For 30 years, the church-owned Brigham Young University has held a symposium, “Life, the Universe and Everything,” focused on “all aspects of science fiction and fantasy,” where Mormon authors frequently meditate upon the relationship between speculative fiction and their faith.
In the past decade, when many evangelicals feared that the “Harry Potter” phenomenon encouraged comfort with witchcraft and Satanism, the Mormon apostle Jeffrey Holland embraced the moral example of the teen wizard. And in the present day, The Washington Post has demonstrated that Utahans seem to love “Star Wars” more than people in any other state.
There are a number of possible reasons for this fascination, from the persistent legacy of authors such as Anderson in Mormon culture to the most commonly suggested: the superficial resemblance between Mormon theology and the elements of speculative fiction. This can be taken at face value.
“Mormons believe a lot of things that are pretty fantastic — we believe in miracles and angels and ancient prophets and rediscovered Scripture — so maybe it is almost natural for us to dive into these other stories,” Mormon fantasy author Shannon Hale told the Boston Globe.
Hale’s point, however, should be taken as a beginning, not an end: “Fantastic,” after all, is in the eye of the beholder.
Mormon scholar Terryl Givens has built upon the point, arguing that the particular content of Mormon belief lends itself to the genres of science fiction and fantasy especially well. He points to the notion that humas have divine potential and to passages in Mormon scripture that indicate the existence of life throughout the universe. To these, of course, could be added some of those parallels between Spencer Kimball and Yoda: a faith in prophets and priestly power. For Givens, the literary forms of science fiction and fantasy allow for exploration of these ideas better than any others.
More broadly, though, the popularity of speculative fiction among American Mormons speaks to the persistent tensions surrounding their faith.
One reason Mormonism succeeded while so many other new religious movements founded in the fires of the Second Great Awakening failed was its success at constructing a new society, built in 19th-century Utah around an alternative set of social values, including persistent resistance to the industrial capitalism emerging in the United States, a strong sense of mutual obligation, an imminent sense of a supernatural struggle between good and evil and, of course, polygamy.
Few of these ideas are compelling to Americans today. That may be for good or ill; certainly, for instance, few wish to see the return of the sort of patriarchy that framed the practice of Mormon polygamy, and Mormons have faced persistent criticism for issues of gender to today.

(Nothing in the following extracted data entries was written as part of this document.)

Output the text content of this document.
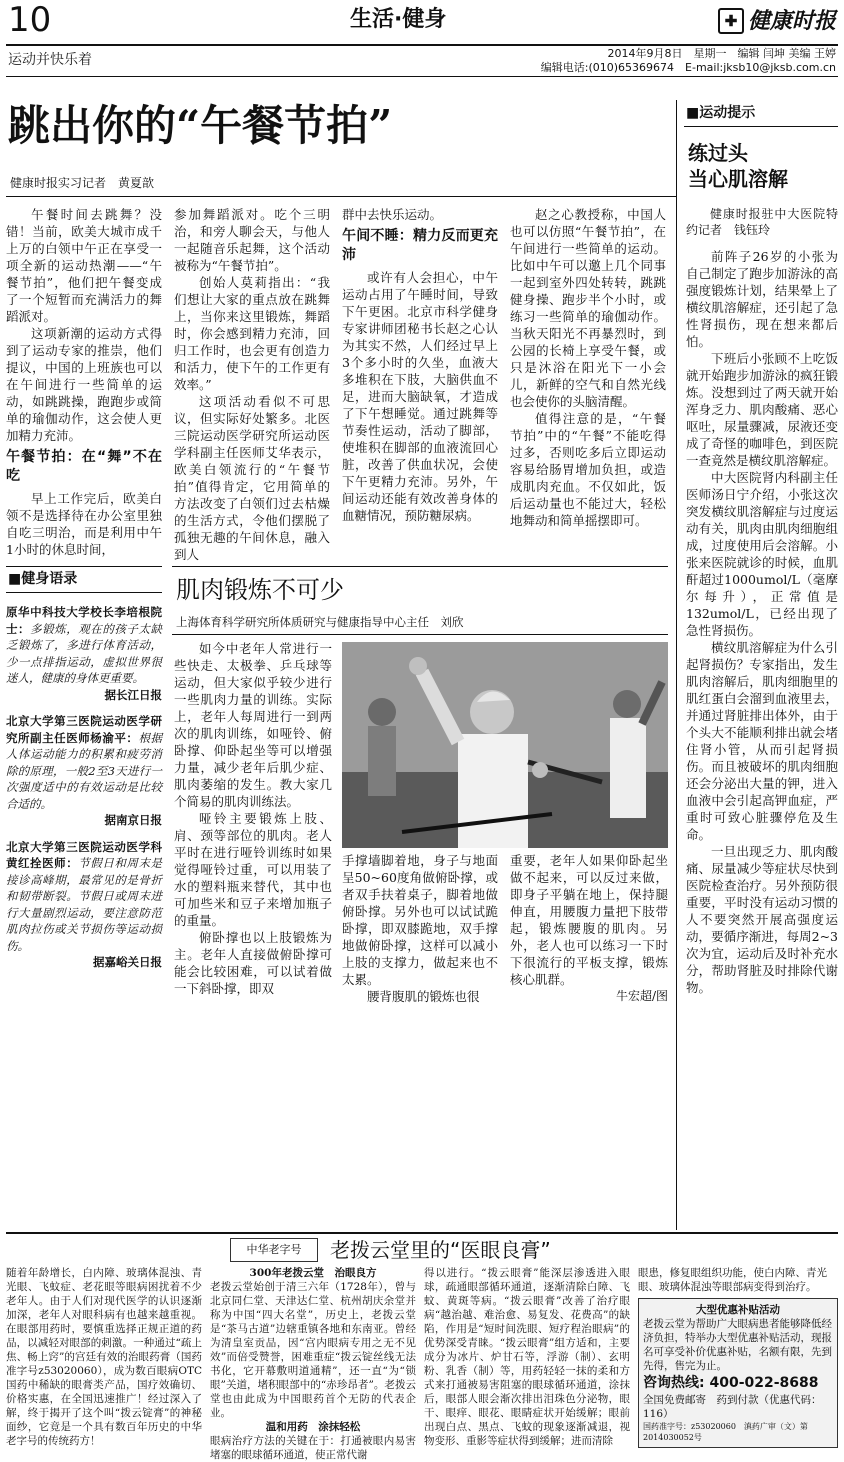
10	生活·健身	✚ 健康时报
运动并快乐着	2014年9月8日　星期一　编辑 闫坤 美编 王婷
编辑电话:(010)65369674　E-mail:jksb10@jksb.com.cn
跳出你的“午餐节拍”
健康时报实习记者　黄夏歆

午餐时间去跳舞？没错！当前，欧美大城市成千上万的白领中午正在享受一项全新的运动热潮——“午餐节拍”，他们把午餐变成了一个短暂而充满活力的舞蹈派对。

这项新潮的运动方式得到了运动专家的推崇，他们提议，中国的上班族也可以在午间进行一些简单的运动，如跳跳操，跑跑步或简单的瑜伽动作，这会使人更加精力充沛。

午餐节拍：在“舞”不在吃

早上工作完后，欧美白领不是选择待在办公室里独自吃三明治，而是利用中午1小时的休息时间，

参加舞蹈派对。吃个三明治，和旁人聊会天，与他人一起随音乐起舞，这个活动被称为“午餐节拍”。

创始人莫莉指出：“我们想让大家的重点放在跳舞上，当你来这里锻炼，舞蹈时，你会感到精力充沛，回归工作时，也会更有创造力和活力，使下午的工作更有效率。”

这项活动看似不可思议，但实际好处繁多。北医三院运动医学研究所运动医学科副主任医师艾华表示，欧美白领流行的“午餐节拍”值得肯定，它用简单的方法改变了白领们过去枯燥的生活方式，令他们摆脱了孤独无趣的午间休息，融入到人

群中去快乐运动。

午间不睡：精力反而更充沛

或许有人会担心，中午运动占用了午睡时间，导致下午更困。北京市科学健身专家讲师团秘书长赵之心认为其实不然，人们经过早上3个多小时的久坐，血液大多堆积在下肢，大脑供血不足，进而大脑缺氧，才造成了下午想睡觉。通过跳舞等节奏性运动，活动了脚部，使堆积在脚部的血液流回心脏，改善了供血状况，会使下午更精力充沛。另外，午间运动还能有效改善身体的血糖情况，预防糖尿病。

赵之心教授称，中国人也可以仿照“午餐节拍”，在午间进行一些简单的运动。比如中午可以邀上几个同事一起到室外四处转转，跳跳健身操、跑步半个小时，或练习一些简单的瑜伽动作。当秋天阳光不再暴烈时，到公园的长椅上享受午餐，或只是沐浴在阳光下一小会儿，新鲜的空气和自然光线也会使你的头脑清醒。

值得注意的是，“午餐节拍”中的“午餐”不能吃得过多，否则吃多后立即运动容易给肠胃增加负担，或造成肌肉充血。不仅如此，饭后运动量也不能过大，轻松地舞动和简单摇摆即可。

■健身语录
原华中科技大学校长李培根院士：多锻炼，观在的孩子太缺乏锻炼了，多进行体育活动，少一点排指运动，虚拟世界很迷人，健康的身体更重要。
据长江日报
北京大学第三医院运动医学研究所副主任医师杨渝平：根据人体运动能力的积累和疲劳消除的原理，一般2至3天进行一次强度适中的有效运动是比较合适的。
据南京日报
北京大学第三医院运动医学科黄红拴医师：节假日和周末是接诊高峰期，最常见的是骨折和韧带断裂。节假日或周末进行大量剧烈运动，要注意防范肌肉拉伤或关节损伤等运动损伤。
据嘉峪关日报
肌肉锻炼不可少
上海体育科学研究所体质研究与健康指导中心主任　刘欣

如今中老年人常进行一些快走、太极拳、乒乓球等运动，但大家似乎较少进行一些肌肉力量的训练。实际上，老年人每周进行一到两次的肌肉训练，如哑铃、俯卧撑、仰卧起坐等可以增强力量，减少老年后肌少症、肌肉萎缩的发生。教大家几个简易的肌肉训练法。

哑铃主要锻炼上肢、肩、颈等部位的肌肉。老人平时在进行哑铃训练时如果觉得哑铃过重，可以用装了水的塑料瓶来替代，其中也可加些米和豆子来增加瓶子的重量。

俯卧撑也以上肢锻炼为主。老年人直接做俯卧撑可能会比较困难，可以试着做一下斜卧撑，即双

手撑墙脚着地，身子与地面呈50~60度角做俯卧撑，或者双手扶着桌子，脚着地做俯卧撑。另外也可以试试跪卧撑，即双膝跪地，双手撑地做俯卧撑，这样可以减小上肢的支撑力，做起来也不太累。

腰背腹肌的锻炼也很

重要，老年人如果仰卧起坐做不起来，可以反过来做，即身子平躺在地上，保持腿伸直，用腰腹力量把下肢带起，锻炼腰腹的肌肉。另外，老人也可以练习一下时下很流行的平板支撑，锻炼核心肌群。

牛宏超/图
■运动提示
练过头
当心肌溶解

健康时报驻中大医院特约记者　钱钰玲

前阵子26岁的小张为自己制定了跑步加游泳的高强度锻炼计划，结果晕上了横纹肌溶解症，还引起了急性肾损伤，现在想来都后怕。

下班后小张顾不上吃饭就开始跑步加游泳的疯狂锻炼。没想到过了两天就开始浑身乏力、肌肉酸痛、恶心呕吐，尿量骤减，尿液还变成了奇怪的咖啡色，到医院一查竟然是横纹肌溶解症。

中大医院肾内科副主任医师汤日宁介绍，小张这次突发横纹肌溶解症与过度运动有关，肌肉由肌肉细胞组成，过度使用后会溶解。小张来医院就诊的时候，血肌酐超过1000umol/L（毫摩尔每升），正常值是132umol/L，已经出现了急性肾损伤。

横纹肌溶解症为什么引起肾损伤？专家指出，发生肌肉溶解后，肌肉细胞里的肌红蛋白会溜到血液里去，并通过肾脏排出体外，由于个头大不能顺利排出就会堵住肾小管，从而引起肾损伤。而且被破坏的肌肉细胞还会分泌出大量的钾，进入血液中会引起高钾血症，严重时可致心脏骤停危及生命。

一旦出现乏力、肌肉酸痛、尿量减少等症状尽快到医院检查治疗。另外预防很重要，平时没有运动习惯的人不要突然开展高强度运动，要循序渐进，每周2~3次为宜，运动后及时补充水分，帮助肾脏及时排除代谢物。

中华老字号	老拨云堂里的“医眼良膏”
随着年龄增长，白内障、玻璃体混浊、青光眼、飞蚊症、老花眼等眼病困扰着不少老年人。由于人们对现代医学的认识逐渐加深，老年人对眼科病有也越来越重视。在眼部用药时，要慎重选择正规正道的药品，以减轻对眼部的刺激。一种通过“疏上焦、畅上窍”的宫廷有效的治眼药膏（国药准字号z53020060），成为数百眼病OTC国药中稀缺的眼膏类产品，国疗效确切、价格实惠，在全国迅速推广！经过深入了解，终于揭开了这个叫“拨云锭膏”的神秘面纱，它竟是一个具有数百年历史的中华老字号的传统药方！
300年老拨云堂　治眼良方
老拨云堂始创于清三六年（1728年），曾与北京同仁堂、天津达仁堂、杭州胡庆余堂并称为中国“四大名堂”，历史上，老拨云堂是“茶马古道”边辖重镇各地和东南亚。曾经为清皇室贡品，因“宫内眼病专用之无不见效”而倍受赞誉，困难重症“拨云锭丝线无法书化，它开幕敷明道通精”，还一直“为“锁眼”关道，堵积眼部中的“赤珍昂者”。老拨云堂也由此成为中国眼药首个无防的代表企业。
温和用药　涂抹轻松
眼病治疗方法的关键在于：打通被眼内易害堵塞的眼球循环通道，使正常代谢
得以进行。“拨云眼膏”能深层渗透进入眼球，疏通眼部循环通道，逐渐清除白障、飞蚊、黄斑等病。“拨云眼膏”改善了治疗眼病“越治越、难治愈、易复发、花费高”的缺陷，作用是“短时间洗眼、短疗程治眼病”的优势深受青睐。“拨云眼膏”组方适和，主要成分为冰片、炉甘石等，浮游（制）、玄明粉、乳香（制）等，用药轻轻一抹的柔和方式来打通被易害阻塞的眼球循环通道，涂抹后，眼部人眼会渐次排出泪珠色分泌物，眼干、眼痒、眼花、眼睛症状开始缓解；眼前出现白点、黑点、飞蚊的现象逐渐减退，视物变形、重影等症状得到缓解；进而清除
眼患，修复眼组织功能，使白内障、青光眼、玻璃体混浊等眼部病变得到治疗。
大型优惠补贴活动
老拨云堂为帮助广大眼病患者能够降低经济负担，特举办大型优惠补贴活动，现报名可享受补价优惠补贴，名额有限，先到先得，售完为止。
咨询热线: 400-022-8688
全国免费邮寄　药到付款（优惠代码：116）
国药准字号：z53020060　滇药广审（文）第2014030052号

And yet Mormonism – like any religion – persists in part because its social imagination offers a critique of the weaknesses the larger society is often blind to.
Mormonism’s communitarian past and welfare system in the present should rebuke the brute market forces of unbridled capitalism. Its emphasis on self-discipline should restrain the waste of our consumerist society. Its robust communalism should provide an alternative to a nation in which our economy and our fear isolate us geographically and divide us ideologically.
More than many religions in the United States, Mormons carry with them the recent memory of building a society very different from the one we live in, one in which right and wrong were clear. The themes of speculative fiction echo it.
The heroic realms of Orson Scott Card, in which the bonds among friends and family attain metaphysical reality, or of “Star Wars,” in which the spiritual power of the Force can eliminate tyranny, offer a sense that society may still exist.
That Mormons turn to speculative fiction in great numbers illustrates that they possess a persistent hunger for it. But that they find that fiction in Hollywood and on Amazon — along with all the rest of us — shows how powerful the world they once resisted has become.